The housing market has also benefited from its own version of the "Cash for Clunkers" program, which Congress created for autos. As part of the February stimulus bill, Congress created an $8,000 tax credit for individual first-time homebuyers who make less than $75,000, or couples who makes less than $150,000; it expires in November. This was an expansion of a slightly less generous "temporary" credit Congress had adopted in 2008. The National Association of Realtors says that the policy generated 350,000 home sales this year. And, not surprisingly, the real estate industry and its supporters on Capitol Hill are calling for an extension of the $8,000 credit to save the incipient housing recovery. Sen. Johnny Isakson (R-Ga.) wants to make it $15,000.
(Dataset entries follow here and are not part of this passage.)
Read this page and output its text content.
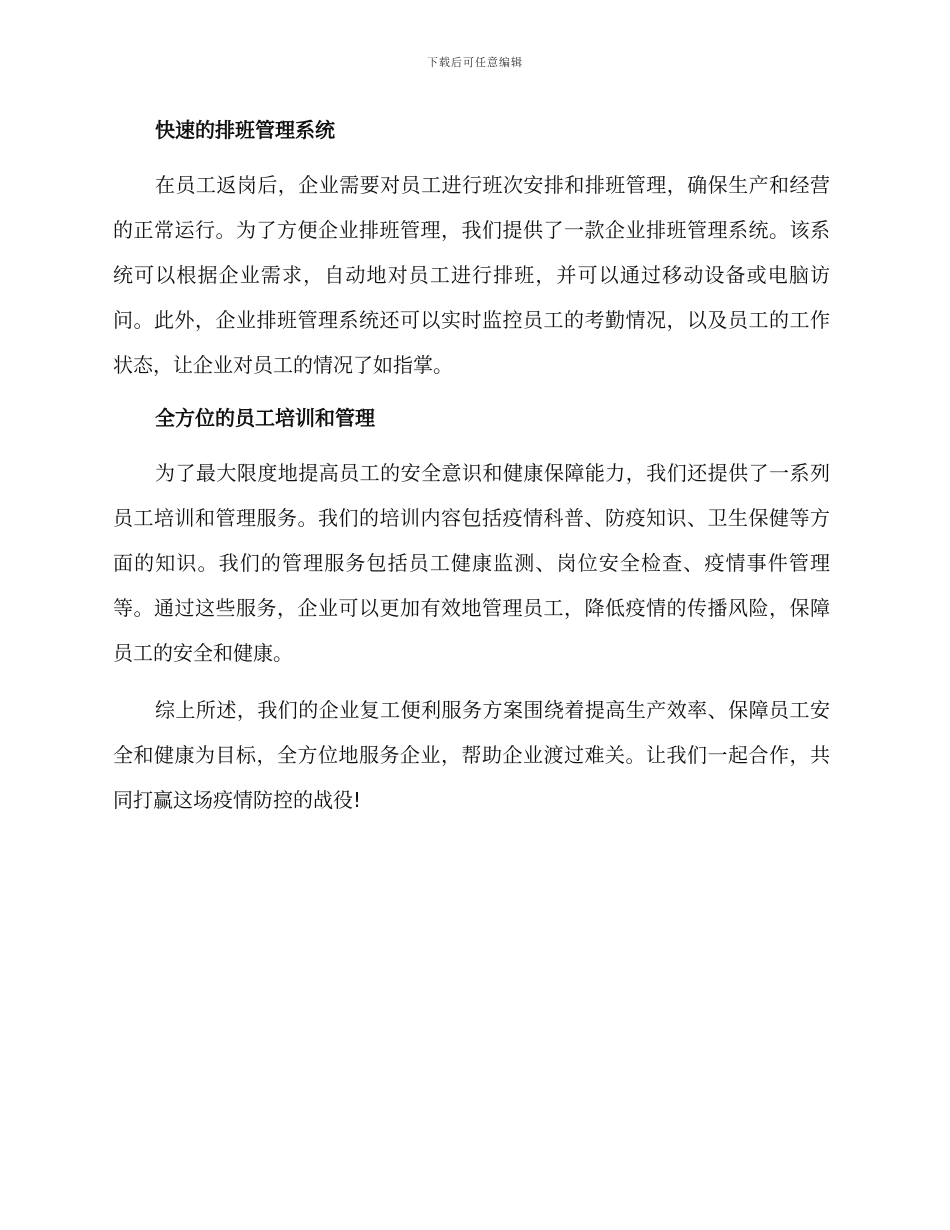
下载后可任意编辑
快速的排班管理系统

在员工返岗后，企业需要对员工进行班次安排和排班管理，确保生产和经营的正常运行。为了方便企业排班管理，我们提供了一款企业排班管理系统。该系统可以根据企业需求，自动地对员工进行排班，并可以通过移动设备或电脑访问。此外，企业排班管理系统还可以实时监控员工的考勤情况，以及员工的工作状态，让企业对员工的情况了如指掌。

全方位的员工培训和管理

为了最大限度地提高员工的安全意识和健康保障能力，我们还提供了一系列员工培训和管理服务。我们的培训内容包括疫情科普、防疫知识、卫生保健等方面的知识。我们的管理服务包括员工健康监测、岗位安全检查、疫情事件管理等。通过这些服务，企业可以更加有效地管理员工，降低疫情的传播风险，保障员工的安全和健康。

综上所述，我们的企业复工便利服务方案围绕着提高生产效率、保障员工安全和健康为目标，全方位地服务企业，帮助企业渡过难关。让我们一起合作，共同打赢这场疫情防控的战役!
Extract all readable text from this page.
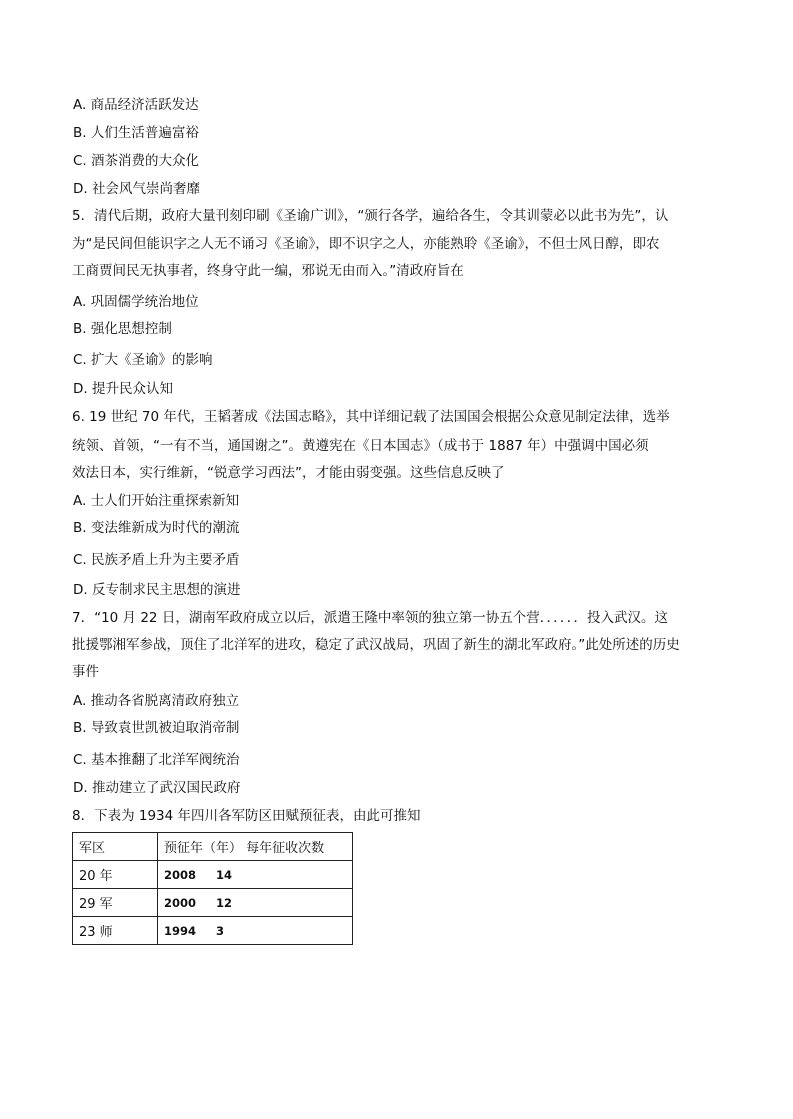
A. 商品经济活跃发达
B. 人们生活普遍富裕
C. 酒茶消费的大众化
D. 社会风气崇尚奢靡
5．清代后期，政府大量刊刻印刷《圣谕广训》，“颁行各学，遍给各生，令其训蒙必以此书为先”，认
为“是民间但能识字之人无不诵习《圣谕》，即不识字之人，亦能熟聆《圣谕》，不但士风日醇，即农
工商贾间民无执事者，终身守此一编，邪说无由而入。”清政府旨在
A. 巩固儒学统治地位
B. 强化思想控制
C. 扩大《圣谕》的影响
D. 提升民众认知
6. 19 世纪 70 年代，王韬著成《法国志略》，其中详细记载了法国国会根据公众意见制定法律，选举
统领、首领，“一有不当，通国谢之”。黄遵宪在《日本国志》（成书于 1887 年）中强调中国必须
效法日本，实行维新，“锐意学习西法”，才能由弱变强。这些信息反映了
A. 士人们开始注重探索新知
B. 变法维新成为时代的潮流
C. 民族矛盾上升为主要矛盾
D. 反专制求民主思想的演进
7．“10 月 22 日，湖南军政府成立以后，派遣王隆中率领的独立第一协五个营．．．．．．投入武汉。这
批援鄂湘军参战，顶住了北洋军的进攻，稳定了武汉战局，巩固了新生的湖北军政府。”此处所述的历史
事件
A. 推动各省脱离清政府独立
B. 导致袁世凯被迫取消帝制
C. 基本推翻了北洋军阀统治
D. 推动建立了武汉国民政府
8．下表为 1934 年四川各军防区田赋预征表，由此可推知
军区	预征年（年） 每年征收次数
20 年	2008 14
29 军	2000 12
23 师	1994 3
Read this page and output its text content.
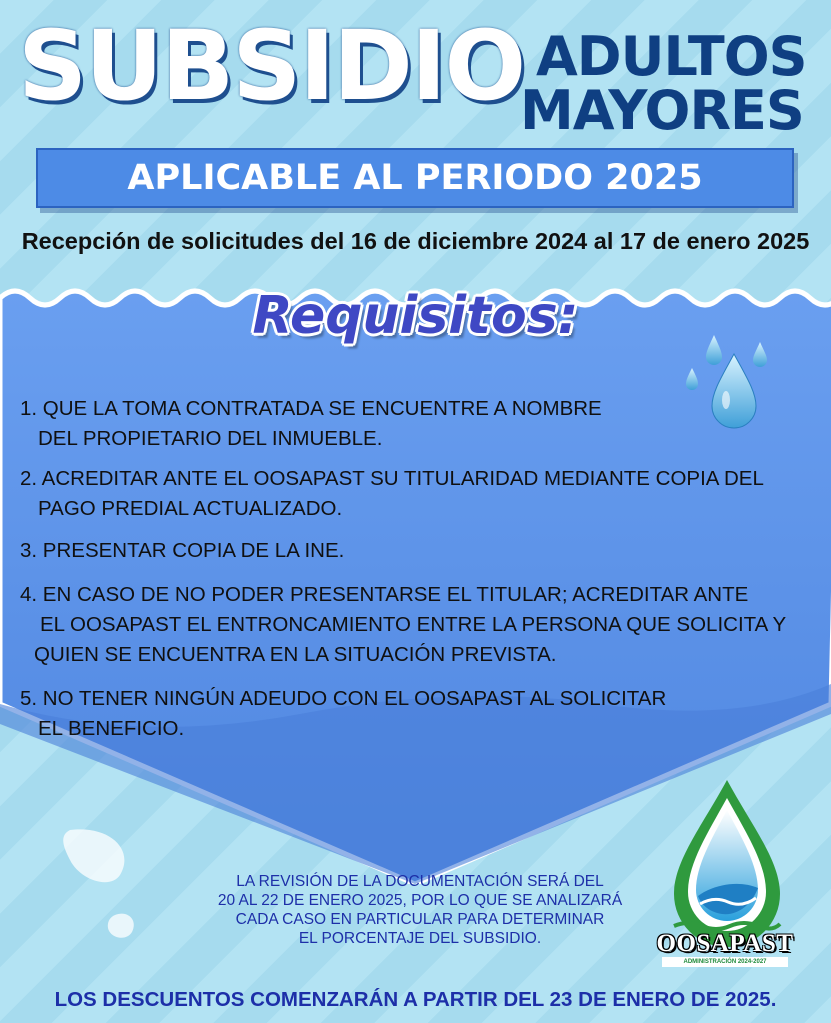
SUBSIDIO ADULTOS
MAYORES
APLICABLE AL PERIODO 2025
Recepción de solicitudes del 16 de diciembre 2024 al 17 de enero 2025
Requisitos:
1. QUE LA TOMA CONTRATADA SE ENCUENTRE A NOMBRE
DEL PROPIETARIO DEL INMUEBLE.
2. ACREDITAR ANTE EL OOSAPAST SU TITULARIDAD MEDIANTE COPIA DEL
PAGO PREDIAL ACTUALIZADO.
3. PRESENTAR COPIA DE LA INE.
4. EN CASO DE NO PODER PRESENTARSE EL TITULAR; ACREDITAR ANTE
EL OOSAPAST EL ENTRONCAMIENTO ENTRE LA PERSONA QUE SOLICITA Y
QUIEN SE ENCUENTRA EN LA SITUACIÓN PREVISTA.
5. NO TENER NINGÚN ADEUDO CON EL OOSAPAST AL SOLICITAR
EL BENEFICIO.
LA REVISIÓN DE LA DOCUMENTACIÓN SERÁ DEL
20 AL 22 DE ENERO 2025, POR LO QUE SE ANALIZARÁ
CADA CASO EN PARTICULAR PARA DETERMINAR
EL PORCENTAJE DEL SUBSIDIO.	OOSAPAST
ADMINISTRACIÓN 2024-2027
LOS DESCUENTOS COMENZARÁN A PARTIR DEL 23 DE ENERO DE 2025.
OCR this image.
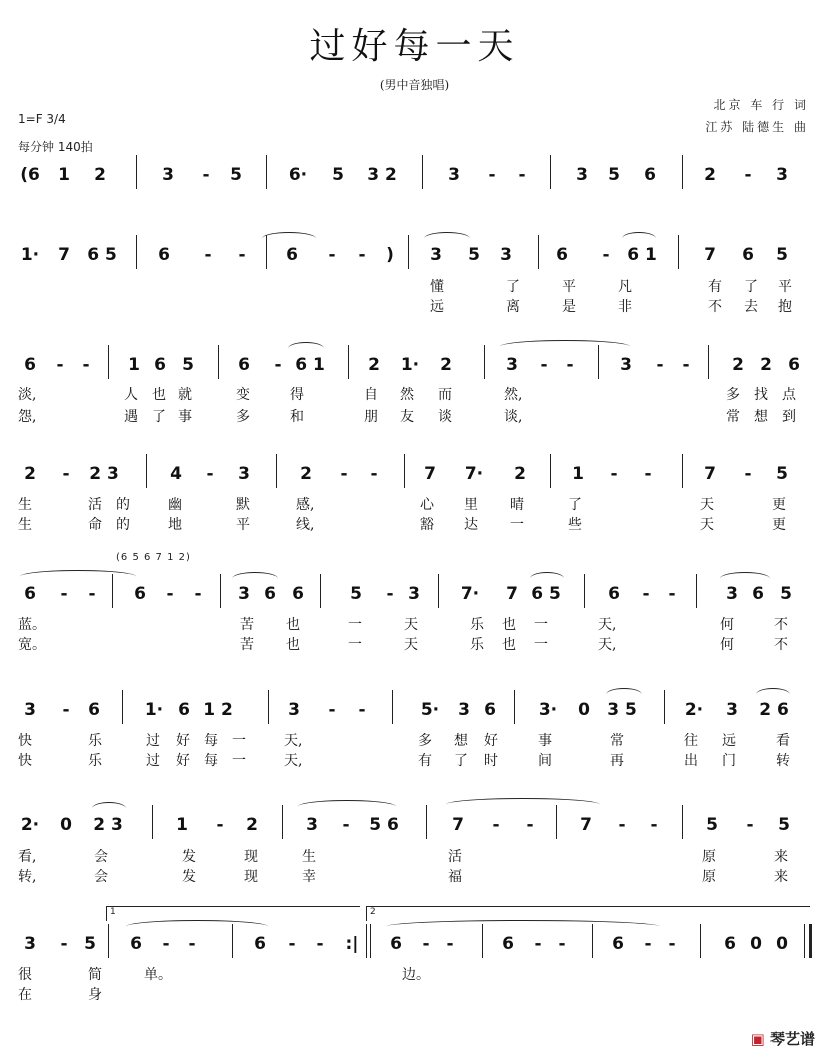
过好每一天
(男中音独唱)
北京 车 行 词
江苏 陆德生 曲
1=F 3/4
每分钟 140拍
(6	1	2	3	-	5	6·	5	3 2	3	-	-	3	5	6	2	-	3
1·	7	6 5	6	-	-	6	-	-	)	3	5	3	6	-	6 1	7	6	5
懂	了	平	凡	有 了 平
远	离	是	非	不 去 抱
6	-	-	1 6 5	6	- 6 1	2	1·	2	3	-	-	3	-	-	2 2 6
淡,	人 也 就	变	得	自 然 而	然,	多 找 点
怨,	遇 了 事	多	和	朋 友 谈	谈,	常 想 到
2	-	2 3	4	-	3	2	-	-	7	7·	2	1	-	-	7	-	5
生	活 的	幽	默	感,	心 里 晴	了	天	更
生	命 的	地	平	线,	豁 达 一	些	天	更
(6 5 6 7 1 2)
6	-	-	6	-	-	3 6 6	5	- 3	7·	7 6 5	6	-	-	3 6 5
蓝。	苦 也	一	天	乐 也 一	天,	何	不
宽。	苦 也	一	天	乐 也 一	天,	何	不
3	-	6	1· 6 1 2	3	-	-	5·	3 6	3·	0	3 5	2·	3	2 6
快	乐	过 好 每 一	天,	多 想 好	事	常	往 远	看
快	乐	过 好 每 一	天,	有 了 时	间	再	出 门	转
2·	0	2 3	1	-	2	3	-	5 6	7	-	-	7	-	-	5	-	5
看,	会	发	现	生	活	原	来
转,	会	发	现	幸	福	原	来
1	2
3	- 5	6	-	-	6	-	-	:|	6	- -	6	- -	6	- -	6 0 0
很	简	单。	边。
在	身
▣ 琴艺谱
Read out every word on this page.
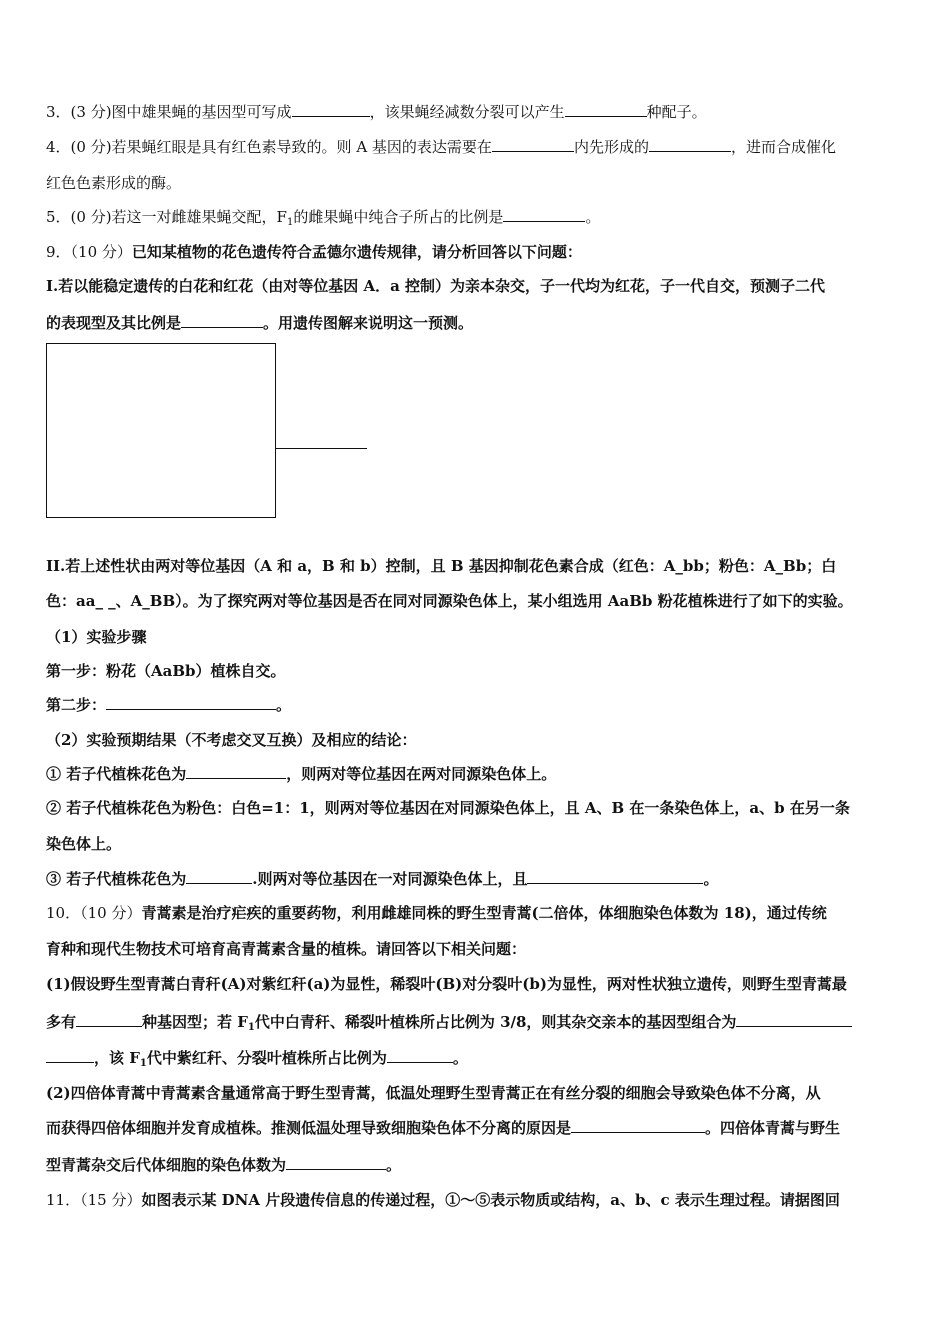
3．(3 分)图中雄果蝇的基因型可写成	，该果蝇经减数分裂可以产生	种配子。
4．(0 分)若果蝇红眼是具有红色素导致的。则 A 基因的表达需要在	内先形成的	，进而合成催化
红色色素形成的酶。
5．(0 分)若这一对雌雄果蝇交配，$F_1$的雌果蝇中纯合子所占的比例是	。
9．（10 分）已知某植物的花色遗传符合孟德尔遗传规律，请分析回答以下问题：
I.若以能稳定遗传的白花和红花（由对等位基因 A．a 控制）为亲本杂交，子一代均为红花，子一代自交，预测子二代
的表现型及其比例是	。用遗传图解来说明这一预测。
II.若上述性状由两对等位基因（A 和 a，B 和 b）控制，且 B 基因抑制花色素合成（红色：A_bb；粉色：A_Bb；白
色：aa_ _、A_BB）。为了探究两对等位基因是否在同对同源染色体上，某小组选用 AaBb 粉花植株进行了如下的实验。
（1）实验步骤
第一步：粉花（AaBb）植株自交。
第二步：	。
（2）实验预期结果（不考虑交叉互换）及相应的结论：
① 若子代植株花色为	，则两对等位基因在两对同源染色体上。
② 若子代植株花色为粉色：白色=1：1，则两对等位基因在对同源染色体上，且 A、B 在一条染色体上，a、b 在另一条
染色体上。
③ 若子代植株花色为	.则两对等位基因在一对同源染色体上，且	。
10．（10 分）青蒿素是治疗疟疾的重要药物，利用雌雄同株的野生型青蒿(二倍体，体细胞染色体数为 18)，通过传统
育种和现代生物技术可培育高青蒿素含量的植株。请回答以下相关问题：
(1)假设野生型青蒿白青秆(A)对紫红秆(a)为显性，稀裂叶(B)对分裂叶(b)为显性，两对性状独立遗传，则野生型青蒿最
多有	种基因型；若 $F_1$代中白青秆、稀裂叶植株所占比例为 3/8，则其杂交亲本的基因型组合为
，该 $F_1$代中紫红秆、分裂叶植株所占比例为	。
(2)四倍体青蒿中青蒿素含量通常高于野生型青蒿，低温处理野生型青蒿正在有丝分裂的细胞会导致染色体不分离，从
而获得四倍体细胞并发育成植株。推测低温处理导致细胞染色体不分离的原因是	。四倍体青蒿与野生
型青蒿杂交后代体细胞的染色体数为	。
11．（15 分）如图表示某 DNA 片段遗传信息的传递过程，①～⑤表示物质或结构，a、b、c 表示生理过程。请据图回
The credit probably did stimulate home sales, just as Cash for Clunkers gave auto dealers a shot in the arm this summer. But, like Cash for Clunkers, the housing credit does not magically generate demand. It moves demand around -- from the future to the present, and from other consumers, and other sectors, to homebuyers and homes. These "results" don't come for free. Cash for Clunkers added $4 billion to the federal deficit, and the housing tax credit is on track to add $15 billion.
Congress should end this program while it still can. With hundreds of billions of dollars in support from the Fed, the Treasury and the FHA still in place, the housing market can survive without it. Indeed, the looming problem for the U.S. economy is how to wean housing off its dependence on federal backing. That job will be hard enough without adding yet another not-so-temporary subsidy to the list.